Por: Thiago Andrade
Repórter

Trabalho doméstico reforça informalidade

As pessoas estão buscando trabalho doméstico, na maioria das vezes sem carteira, por falta de espaço na economia formal

No trimestre que acabou em outubro, ocorreu um crescimento de 2,9% na quantidade de trabalhadores domésticos, ou aproximadamente de 177 mil postos de trabalho a mais, frente ao trimestre encerrado em julho. Esse dado foi uma das contribuições mais importantes para a diminuição no índice de desocupação, de 12,8% para 12,2% nesses mesmos trimestres, de acordo com a Pesquisa Nacional por Amostra de Domicílios Contínua (PNAD-C), publicada pelo IBGE.

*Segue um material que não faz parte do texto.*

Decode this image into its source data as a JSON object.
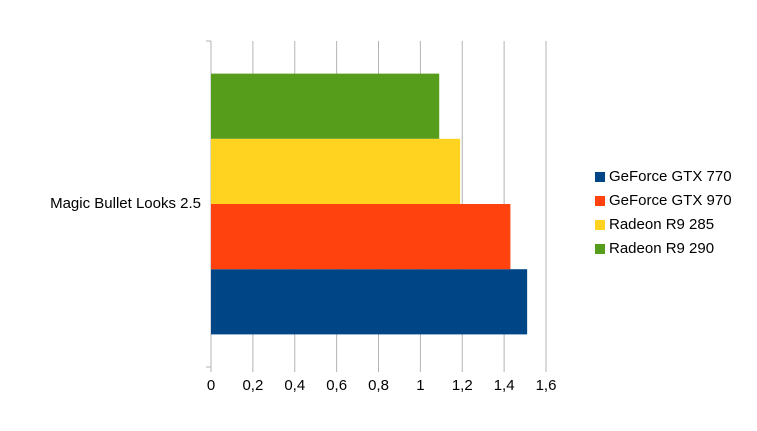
{
  "chart_data": {
    "type": "bar",
    "orientation": "horizontal",
    "categories": [
      "Magic Bullet Looks 2.5"
    ],
    "series": [
      {
        "name": "GeForce GTX 770",
        "color": "#004586",
        "values": [
          1.51
        ]
      },
      {
        "name": "GeForce GTX 970",
        "color": "#ff420e",
        "values": [
          1.43
        ]
      },
      {
        "name": "Radeon R9 285",
        "color": "#ffd320",
        "values": [
          1.19
        ]
      },
      {
        "name": "Radeon R9 290",
        "color": "#579d1c",
        "values": [
          1.09
        ]
      }
    ],
    "xlim": [
      0,
      1.6
    ],
    "xticks": [
      0,
      {
        "value": 0.2,
        "label": "0,2"
      },
      {
        "value": 0.4,
        "label": "0,4"
      },
      {
        "value": 0.6,
        "label": "0,6"
      },
      {
        "value": 0.8,
        "label": "0,8"
      },
      1,
      {
        "value": 1.2,
        "label": "1,2"
      },
      {
        "value": 1.4,
        "label": "1,4"
      },
      {
        "value": 1.6,
        "label": "1,6"
      }
    ],
    "grid": true,
    "legend": "right"
  }
}
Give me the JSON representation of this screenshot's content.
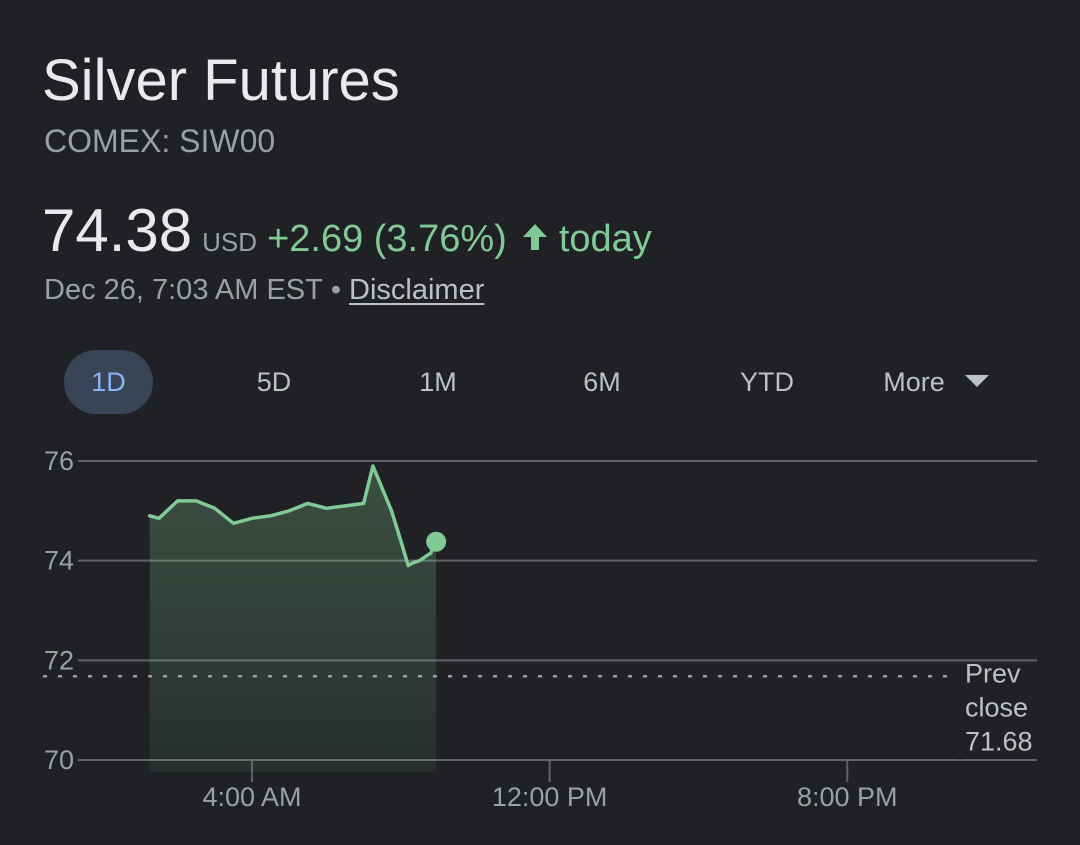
{
  "header": {
    "title": "Silver Futures",
    "ticker": "COMEX: SIW00"
  },
  "quote": {
    "price": "74.38",
    "currency": "USD",
    "change": "+2.69 (3.76%)",
    "direction_icon": "arrow-up-icon",
    "period": "today",
    "timestamp": "Dec 26, 7:03 AM EST",
    "separator": "•",
    "disclaimer": "Disclaimer"
  },
  "tabs": [
    {
      "label": "1D",
      "active": true
    },
    {
      "label": "5D",
      "active": false
    },
    {
      "label": "1M",
      "active": false
    },
    {
      "label": "6M",
      "active": false
    },
    {
      "label": "YTD",
      "active": false
    },
    {
      "label": "More",
      "active": false
    }
  ],
  "colors": {
    "background": "#202124",
    "positive": "#81c995",
    "accent": "#8ab4f8",
    "active_tab_bg": "#394457",
    "gridline": "#5f6368",
    "text_secondary": "#9aa0a6"
  },
  "chart_data": {
    "type": "area",
    "title": "",
    "xlabel": "",
    "ylabel": "",
    "ylim": [
      70,
      76
    ],
    "y_ticks": [
      "76",
      "74",
      "72",
      "70"
    ],
    "x_ticks": [
      "4:00 AM",
      "12:00 PM",
      "8:00 PM"
    ],
    "x_unit": "hours since 6:00 PM EST",
    "x_tick_values": [
      10,
      18,
      26
    ],
    "xlim": [
      5.7,
      31.1
    ],
    "grid": true,
    "prev_close": {
      "label_line1": "Prev",
      "label_line2": "close",
      "value": "71.68"
    },
    "series": [
      {
        "x": [
          7.25,
          7.5,
          8,
          8.5,
          9,
          9.5,
          10,
          10.5,
          11,
          11.5,
          12,
          12.5,
          13,
          13.25,
          13.5,
          13.75,
          14,
          14.2,
          14.3,
          14.5,
          14.7,
          14.8,
          14.95
        ],
        "y": [
          74.9,
          74.85,
          75.2,
          75.2,
          75.05,
          74.75,
          74.85,
          74.9,
          75.0,
          75.15,
          75.05,
          75.1,
          75.15,
          75.9,
          75.45,
          75.0,
          74.4,
          73.9,
          73.95,
          74.0,
          74.1,
          74.15,
          74.38
        ]
      }
    ],
    "last_point": {
      "x": 14.95,
      "y": 74.38
    }
  }
}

O gerente da pesquisa, Cimar Azeredo, declarou que a geração de postos de trabalho ocorreu, especialmente, em áreas com predominância do trabalho informal.   Entre as 868 mil pessoas a mais na população ocupada, frente ao trimestre que acabou em julho, 326 mil são trabalhadores autônomos, 254 mil são empregados do setor privado sem carteira assinada e 177 mil são trabalhadores domésticos.

“Quando o trabalho doméstico sobe pela formalização é positivo. No entanto, na conjuntura atual, as pessoas estão buscando trabalho doméstico, na maioria das vezes sem carteira, por falta de espaço na economia formal”, esclareceu.

Pesquisa Nacional por Amostra de Domicílios Contínua (PNAD-C), publicada pelo IBGE
Pesquisa Nacional por Amostra de Domicílios Contínua (PNAD-C), publicada pelo IBGE  Foto:Reprodução da internet

Entre os grupos de atividade, a recuperação no trimestre terminado em outubro frente ao terminado em julho foi causa, principalmente, ao grupamento informação, comunicação e atividades financeiras, imobiliárias, profissionais e administrativas (alta de 3,2% ou mais 311 mil postos), comércio, reparação de veículos automotores e motocicletas (alta de 1,2% ou mais 208 mil postos) e construção (alta de 2,5% ou mais 169 mil postos). Na comparação com o mesmo trimestre do ano passado, se destacando o setor de alojamento e alimentação, que criou cerca de 500 mil postos de trabalho a mais.

Mesmo tendo recuado na comparação trimestral, a taxa de desocupação esta acima da registrada no mesmo trimestre de 2016, quando estava em 12,2%. “Embora os resultados do trimestre mostrem aumento da ocupação e redução na fila da desocupação, os números são desfavoráveis em relação ao ano passado”, afirma Cimar Azeredo.